Interestingly, my mother came up with the same theory years ago, only with a slightly different twist. She once told me that she thought the reason people got married so young in her generation was that many of them were waiting for marriage to have sex, and they REALLY wanted to have sex. So they somehow convinced themselves they really wanted to get married.

And so I got to thinking about the relationship between beliefs and “reality”, whatever that is. (I tend to think there is no objective reality, only each individuals perception, and so when I use the word “reality”, that’s what I am referring to.) Here’s what I came up with: there are two ways to operate.

One is, changing our reality to fit our beliefs.  That is the case in the example above.  If my belief is that monogamy is the only path of sacred sexuality, and I DO want to be married/ have a life partner (so that I can be “right” and “good” when having sex), then I will distort my reality so that I think my partner is THE ONE.  I will convince myself that monogamy, and this person in particular, is all I ever wanted, even if it is not true, so that I can be a decent person in my own eyes.

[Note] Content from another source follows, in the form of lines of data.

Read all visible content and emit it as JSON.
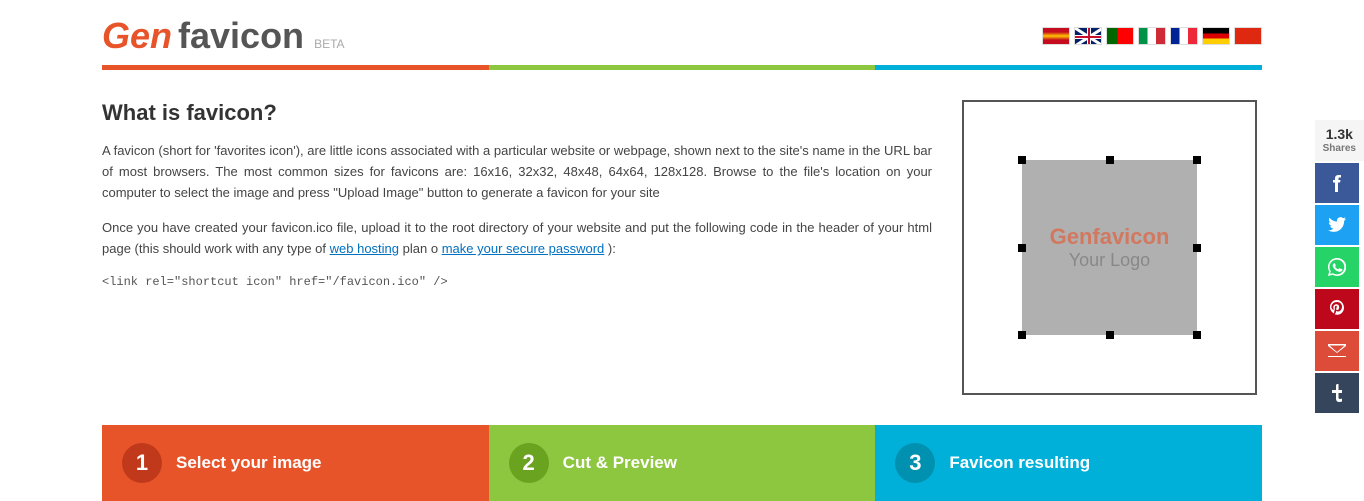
{
  "header": {
    "logo_gen": "Gen",
    "logo_favicon": "favicon",
    "logo_beta": "BETA",
    "title": "Genfavicon"
  },
  "page": {
    "title": "What is favicon?",
    "description1": "A favicon (short for 'favorites icon'), are little icons associated with a particular website or webpage, shown next to the site's name in the URL bar of most browsers. The most common sizes for favicons are: 16x16, 32x32, 48x48, 64x64, 128x128. Browse to the file's location on your computer to select the image and press \"Upload Image\" button to generate a favicon for your site",
    "description2": "Once you have created your favicon.ico file, upload it to the root directory of your website and put the following code in the header of your html page (this should work with any type of",
    "link1": "web hosting",
    "link2_pre": "plan o",
    "link2": "make your secure password",
    "link2_post": "):",
    "code_snippet": "<link rel=\"shortcut icon\" href=\"/favicon.ico\" />"
  },
  "preview": {
    "logo_text": "Genfavicon",
    "your_logo": "Your Logo"
  },
  "steps": [
    {
      "number": "1",
      "label": "Select your image",
      "color": "orange"
    },
    {
      "number": "2",
      "label": "Cut & Preview",
      "color": "green"
    },
    {
      "number": "3",
      "label": "Favicon resulting",
      "color": "blue"
    }
  ],
  "social": {
    "count": "1.3k",
    "shares_label": "Shares",
    "buttons": [
      "facebook",
      "twitter",
      "whatsapp",
      "pinterest",
      "email",
      "tumblr"
    ]
  },
  "flags": [
    "es",
    "en",
    "pt",
    "it",
    "fr",
    "de",
    "zh"
  ]
}
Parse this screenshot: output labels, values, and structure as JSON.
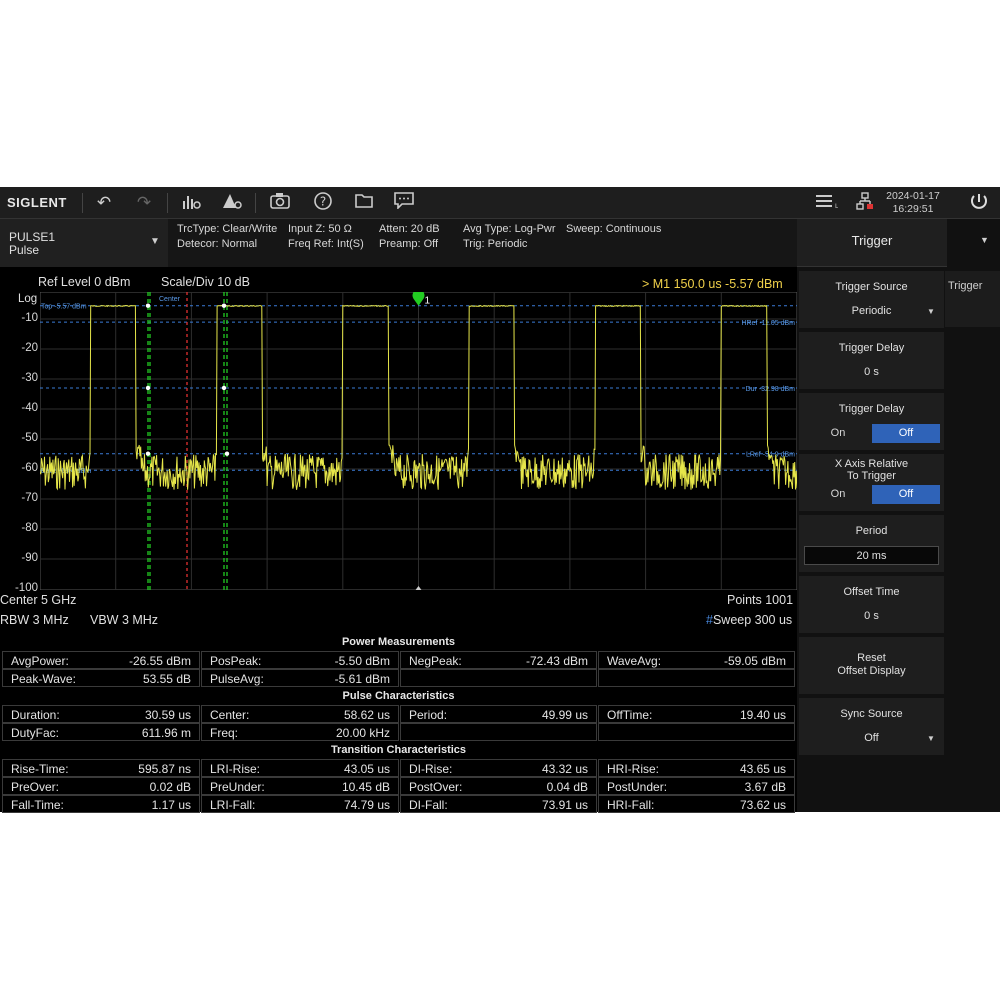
{
  "toolbar": {
    "logo": "SIGLENT",
    "date": "2024-01-17",
    "time": "16:29:51"
  },
  "trace_selector": {
    "name": "PULSE1",
    "mode": "Pulse"
  },
  "info": {
    "trc_type": "TrcType: Clear/Write",
    "detector": "Detecor: Normal",
    "input_z": "Input Z: 50 Ω",
    "freq_ref": "Freq Ref: Int(S)",
    "atten": "Atten: 20 dB",
    "preamp": "Preamp: Off",
    "avg_type": "Avg Type: Log-Pwr",
    "sweep": "Sweep: Continuous",
    "trig": "Trig: Periodic"
  },
  "plot": {
    "ref_level": "Ref Level  0 dBm",
    "scale_div": "Scale/Div  10 dB",
    "marker_readout": "> M1   150.0 us  -5.57 dBm",
    "log_label": "Log",
    "center": "Center  5 GHz",
    "points": "Points  1001",
    "rbw": "RBW  3 MHz",
    "vbw": "VBW  3 MHz",
    "sweep_hash": "#",
    "sweep": "Sweep  300 us"
  },
  "chart_data": {
    "type": "line",
    "y_unit": "dBm",
    "ylim": [
      -100,
      0
    ],
    "x_unit": "us",
    "xlim": [
      0,
      300
    ],
    "y_ticks": [
      "-10",
      "-20",
      "-30",
      "-40",
      "-50",
      "-60",
      "-70",
      "-80",
      "-90",
      "-100"
    ],
    "grid": true,
    "pulse_high_dbm": -5.5,
    "noise_floor_dbm": -60,
    "pulses_us": [
      [
        20,
        38
      ],
      [
        70,
        88
      ],
      [
        120,
        138
      ],
      [
        170,
        188
      ],
      [
        220,
        238
      ],
      [
        270,
        288
      ]
    ],
    "reference_lines": [
      {
        "label": "Top -5.57 dBm",
        "value": -5.57
      },
      {
        "label": "HRef -11.05 dBm",
        "value": -11.05
      },
      {
        "label": "Dur -32.98 dBm",
        "value": -32.98
      },
      {
        "label": "Base -60.4 dBm",
        "value": -60.4
      },
      {
        "label": "LRef -54.9 dBm",
        "value": -54.9
      }
    ],
    "center_label": "Center",
    "marker": {
      "label": "1",
      "x_us": 150.0,
      "y_dbm": -5.57
    }
  },
  "measurements": {
    "power_title": "Power Measurements",
    "pulse_title": "Pulse Characteristics",
    "transition_title": "Transition Characteristics",
    "power": [
      [
        [
          "AvgPower:",
          "-26.55 dBm"
        ],
        [
          "PosPeak:",
          "-5.50 dBm"
        ],
        [
          "NegPeak:",
          "-72.43 dBm"
        ],
        [
          "WaveAvg:",
          "-59.05 dBm"
        ]
      ],
      [
        [
          "Peak-Wave:",
          "53.55 dB"
        ],
        [
          "PulseAvg:",
          "-5.61 dBm"
        ],
        [
          "",
          ""
        ],
        [
          "",
          ""
        ]
      ]
    ],
    "pulse": [
      [
        [
          "Duration:",
          "30.59 us"
        ],
        [
          "Center:",
          "58.62 us"
        ],
        [
          "Period:",
          "49.99 us"
        ],
        [
          "OffTime:",
          "19.40 us"
        ]
      ],
      [
        [
          "DutyFac:",
          "611.96 m"
        ],
        [
          "Freq:",
          "20.00 kHz"
        ],
        [
          "",
          ""
        ],
        [
          "",
          ""
        ]
      ]
    ],
    "transition": [
      [
        [
          "Rise-Time:",
          "595.87 ns"
        ],
        [
          "LRI-Rise:",
          "43.05 us"
        ],
        [
          "DI-Rise:",
          "43.32 us"
        ],
        [
          "HRI-Rise:",
          "43.65 us"
        ]
      ],
      [
        [
          "PreOver:",
          "0.02 dB"
        ],
        [
          "PreUnder:",
          "10.45 dB"
        ],
        [
          "PostOver:",
          "0.04 dB"
        ],
        [
          "PostUnder:",
          "3.67 dB"
        ]
      ],
      [
        [
          "Fall-Time:",
          "1.17 us"
        ],
        [
          "LRI-Fall:",
          "74.79 us"
        ],
        [
          "DI-Fall:",
          "73.91 us"
        ],
        [
          "HRI-Fall:",
          "73.62 us"
        ]
      ]
    ]
  },
  "panel": {
    "title": "Trigger",
    "tab": "Trigger",
    "trigger_source": {
      "label": "Trigger Source",
      "value": "Periodic"
    },
    "trigger_delay_value": {
      "label": "Trigger Delay",
      "value": "0 s"
    },
    "trigger_delay_toggle": {
      "label": "Trigger Delay",
      "on": "On",
      "off": "Off"
    },
    "x_axis_relative": {
      "label1": "X Axis Relative",
      "label2": "To Trigger",
      "on": "On",
      "off": "Off"
    },
    "period": {
      "label": "Period",
      "value": "20 ms"
    },
    "offset_time": {
      "label": "Offset Time",
      "value": "0 s"
    },
    "reset_offset": {
      "label1": "Reset",
      "label2": "Offset Display"
    },
    "sync_source": {
      "label": "Sync Source",
      "value": "Off"
    }
  },
  "colors": {
    "trace": "#e6e64a",
    "ref_line": "#3a7bd5",
    "marker": "#22cc22",
    "toggle_active": "#2f63b8"
  }
}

The second way is to change our beliefs to fit our reality.  My personal reality, my truth, if you will, is that I desire to have more than one partner.  That is what’s natural for me.  Over time, in realizing that, I have changed my belief that monogamy is the only valid path.  My new belief is that monogamy is one sacred and valid path, and polyamory is another.  No one can determine which path is best for someone except the individual themselves.  It is not a one-size-fits-all choice.

Oh, but you might be thinking, “I’ll burn in hell if I don’t choose either celibacy or monogamous marriage”.  Who says? Where did you get those beliefs?  Was it from your own reality, your own perceptions, or those that someone else shoved down your throat?

I can see how all the popular thinking about relationships and sex comes from our society’s dominant belief that monogamy is the only right, holy, and valid choice.  But what if we allowed our reality, our experience, to inform our beliefs?  Would not some of us then come up with some different choices, informed by some different beliefs?